All of this should be familiar; it's how we use a browser.

Achieving HATEOAS for your entire application means you're pretty much 100% RESTful. And that’s a lovely goal...right?

Well, probably.

REST and the resource model is not necessarily appropriate for all types of applications. And, after all, one could design an API that's probably just as capable using a POXy, Level 0 approach. Certainly, plenty of other RPC endpoint-style protocols work. So, why care at all?

For me, it's an issue of design. REST was designed in a way that fits very nicely into the constraints of HTTP. It scales better into complexity – something that Drupal projects often desperately need. If your application is appropriate for REST, then not aspiring to HATEOAS for your HTTP API is sort of like sending Morse code over video chat by toggling your camera on and off: you're not using the medium as intended, and your utility will suffer for it.

HAL, HATEOAS, and Drupal 8

Drupal 8 ships with three modules that, together, seek to allow Drupal to act as a hypermedia API via HAL:

  1. serialization The serialization module is built atop Symfony's serialization component. It provides interfaces for (surprise!) serializing different types of data into strings, and deserializing them back into data.
  2. rest The REST module provides a framework for expressing Drupal's data as web resources.
  3. hal Building on the previous two, it facilitates HAL encoding of Drupal's data types to create application/hal+json output for HTTP responses.

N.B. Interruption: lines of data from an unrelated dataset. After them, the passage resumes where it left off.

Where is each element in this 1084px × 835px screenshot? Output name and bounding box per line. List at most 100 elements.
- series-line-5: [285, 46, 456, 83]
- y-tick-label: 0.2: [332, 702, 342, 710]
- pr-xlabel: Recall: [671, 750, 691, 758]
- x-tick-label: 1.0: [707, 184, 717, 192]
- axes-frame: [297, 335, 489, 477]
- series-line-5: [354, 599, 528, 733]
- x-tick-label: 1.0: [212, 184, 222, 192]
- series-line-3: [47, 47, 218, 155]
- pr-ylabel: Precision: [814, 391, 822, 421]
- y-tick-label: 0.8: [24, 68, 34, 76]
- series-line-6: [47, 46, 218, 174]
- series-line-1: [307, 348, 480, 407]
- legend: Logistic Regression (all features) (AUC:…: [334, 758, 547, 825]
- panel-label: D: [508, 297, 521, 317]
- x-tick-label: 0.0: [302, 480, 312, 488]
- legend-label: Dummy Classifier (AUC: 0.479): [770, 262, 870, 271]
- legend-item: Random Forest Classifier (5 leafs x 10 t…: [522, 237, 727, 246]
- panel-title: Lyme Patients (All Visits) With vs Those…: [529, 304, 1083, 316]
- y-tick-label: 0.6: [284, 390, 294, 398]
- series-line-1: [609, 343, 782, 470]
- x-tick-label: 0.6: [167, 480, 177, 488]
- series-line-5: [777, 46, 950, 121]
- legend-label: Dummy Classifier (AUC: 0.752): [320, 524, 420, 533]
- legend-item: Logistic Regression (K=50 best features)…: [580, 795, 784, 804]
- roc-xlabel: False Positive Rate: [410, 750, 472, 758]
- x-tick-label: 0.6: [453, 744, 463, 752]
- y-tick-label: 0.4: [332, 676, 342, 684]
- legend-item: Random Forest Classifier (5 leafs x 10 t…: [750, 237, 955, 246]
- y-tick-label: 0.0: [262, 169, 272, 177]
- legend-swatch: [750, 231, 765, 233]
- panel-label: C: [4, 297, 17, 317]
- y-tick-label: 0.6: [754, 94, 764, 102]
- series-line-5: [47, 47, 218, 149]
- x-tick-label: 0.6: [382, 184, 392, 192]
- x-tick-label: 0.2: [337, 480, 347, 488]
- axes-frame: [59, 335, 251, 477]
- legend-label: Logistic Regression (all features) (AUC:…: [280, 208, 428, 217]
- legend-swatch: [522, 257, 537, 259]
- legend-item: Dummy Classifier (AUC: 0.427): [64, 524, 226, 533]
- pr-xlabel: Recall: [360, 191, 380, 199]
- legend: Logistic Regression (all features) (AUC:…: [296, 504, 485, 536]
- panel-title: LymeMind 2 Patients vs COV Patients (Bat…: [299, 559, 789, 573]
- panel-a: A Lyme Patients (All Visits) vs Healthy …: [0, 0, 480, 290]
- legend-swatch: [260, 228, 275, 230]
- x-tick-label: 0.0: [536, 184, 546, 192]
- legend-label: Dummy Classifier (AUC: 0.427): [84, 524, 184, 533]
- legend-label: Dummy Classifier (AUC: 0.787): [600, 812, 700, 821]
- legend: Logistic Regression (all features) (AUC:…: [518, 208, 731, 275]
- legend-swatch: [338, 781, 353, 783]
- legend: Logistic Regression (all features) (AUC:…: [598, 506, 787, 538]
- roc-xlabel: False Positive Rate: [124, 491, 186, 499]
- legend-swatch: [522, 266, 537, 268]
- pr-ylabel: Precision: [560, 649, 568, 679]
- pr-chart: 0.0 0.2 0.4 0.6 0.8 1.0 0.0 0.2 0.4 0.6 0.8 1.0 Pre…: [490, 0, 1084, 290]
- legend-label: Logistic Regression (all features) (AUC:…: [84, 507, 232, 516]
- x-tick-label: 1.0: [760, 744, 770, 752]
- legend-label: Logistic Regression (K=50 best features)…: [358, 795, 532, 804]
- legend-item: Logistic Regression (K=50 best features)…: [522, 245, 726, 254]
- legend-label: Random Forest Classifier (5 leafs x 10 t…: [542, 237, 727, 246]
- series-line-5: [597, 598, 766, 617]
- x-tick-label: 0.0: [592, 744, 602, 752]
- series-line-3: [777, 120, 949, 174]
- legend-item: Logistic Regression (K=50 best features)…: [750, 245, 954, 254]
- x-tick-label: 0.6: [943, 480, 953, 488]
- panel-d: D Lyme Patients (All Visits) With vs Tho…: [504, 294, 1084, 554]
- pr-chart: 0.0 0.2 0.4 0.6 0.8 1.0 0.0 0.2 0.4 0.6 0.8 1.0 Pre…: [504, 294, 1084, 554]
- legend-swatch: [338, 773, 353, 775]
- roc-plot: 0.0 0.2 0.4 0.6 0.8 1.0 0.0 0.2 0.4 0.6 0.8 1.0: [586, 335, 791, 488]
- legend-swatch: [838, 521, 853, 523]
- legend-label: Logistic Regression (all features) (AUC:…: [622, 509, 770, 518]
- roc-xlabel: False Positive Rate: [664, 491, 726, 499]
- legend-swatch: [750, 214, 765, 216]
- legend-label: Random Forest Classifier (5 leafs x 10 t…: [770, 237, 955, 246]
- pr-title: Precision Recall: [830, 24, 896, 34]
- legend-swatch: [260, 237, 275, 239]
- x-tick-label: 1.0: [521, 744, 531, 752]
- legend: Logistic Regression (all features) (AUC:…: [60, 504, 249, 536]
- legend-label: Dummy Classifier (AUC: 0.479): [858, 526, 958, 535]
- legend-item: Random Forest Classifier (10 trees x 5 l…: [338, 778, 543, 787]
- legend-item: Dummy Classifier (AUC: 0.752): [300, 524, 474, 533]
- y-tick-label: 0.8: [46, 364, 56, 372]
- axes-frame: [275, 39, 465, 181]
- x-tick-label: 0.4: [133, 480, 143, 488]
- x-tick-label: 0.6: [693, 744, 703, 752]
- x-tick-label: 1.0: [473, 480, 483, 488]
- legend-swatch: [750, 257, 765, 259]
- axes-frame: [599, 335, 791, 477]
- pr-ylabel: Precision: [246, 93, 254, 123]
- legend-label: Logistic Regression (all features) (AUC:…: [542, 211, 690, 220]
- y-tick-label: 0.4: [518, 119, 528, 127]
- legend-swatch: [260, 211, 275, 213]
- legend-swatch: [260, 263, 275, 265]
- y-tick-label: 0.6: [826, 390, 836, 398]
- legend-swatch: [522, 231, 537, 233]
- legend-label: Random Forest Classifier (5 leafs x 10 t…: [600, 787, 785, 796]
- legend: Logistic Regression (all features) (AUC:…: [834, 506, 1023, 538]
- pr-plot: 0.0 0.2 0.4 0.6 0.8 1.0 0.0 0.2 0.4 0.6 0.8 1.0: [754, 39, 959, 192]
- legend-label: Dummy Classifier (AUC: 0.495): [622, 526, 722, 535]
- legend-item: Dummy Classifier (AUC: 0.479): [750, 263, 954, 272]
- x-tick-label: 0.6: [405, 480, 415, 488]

These modules are not enabled by default, but if you turn them on, Drupal will start serving HAL for entities. By default, these are only available to authenticated users. You can either enable the basic authentication module to allow clients to authenticate as part of their request, or simply open up the permissions. Note that currently, there is only support for relaying content entities (as opposed to, say, config, menu, or user entities) via REST.

Now the basic pieces are in place, but there's still work to be done. For example, Views can generate a HAL representation of their output, but it's not automatic in quite the way entities are; you have to configure a separate display. This starts to get into murky territory with respect to REST's ideal expectations, as a separate display likely entails a separate resource (though not necessarily). Media types are only supposed to be a way of providing a different representation of the same resource, not a maybe-the-same-but-maybe-not resource.

A similar but more intractable problem exists with entities: if you enable field-level access controls, it becomes impossible to guarantee the same resource at a given URI, as it is now user-specific. To remain compliant with the ideals of REST, your response would have to encode per-user information into the media type, as in:
Content-Type: application/hal+json; user=<username>.

This is a classic Drupal challenge: it doesn't prevent you from making standards-noncompliant and possibly poor decisions. That’s why an understanding of the underlying principles at work is so important; without it, you won't know even know the tradeoffs you're facing, and it's easy to find yourself off the path, wandering the woods of pseudo-maintainability.

In a way, though, this is “by design.” Roy Fielding believes that:

A REST API should spend almost all of its descriptive effort in defining the media type(s) used for representing resources and driving application state, or in defining extended relation names and/or hypertext-enabled mark-up for existing standard media types.

While HAL relieves us of much of the basic drudgery around specifying a media type, it cannot solve the whole problem. Determining what links should exist between resources, and the types of those links, is a crucial design choice that remains in the hands of the implementer – as it should. That is the design half of the challenge. The other half will be learning what possibilities Drupal 8 allows that you should not use in order to remain as standards-friendly as possible.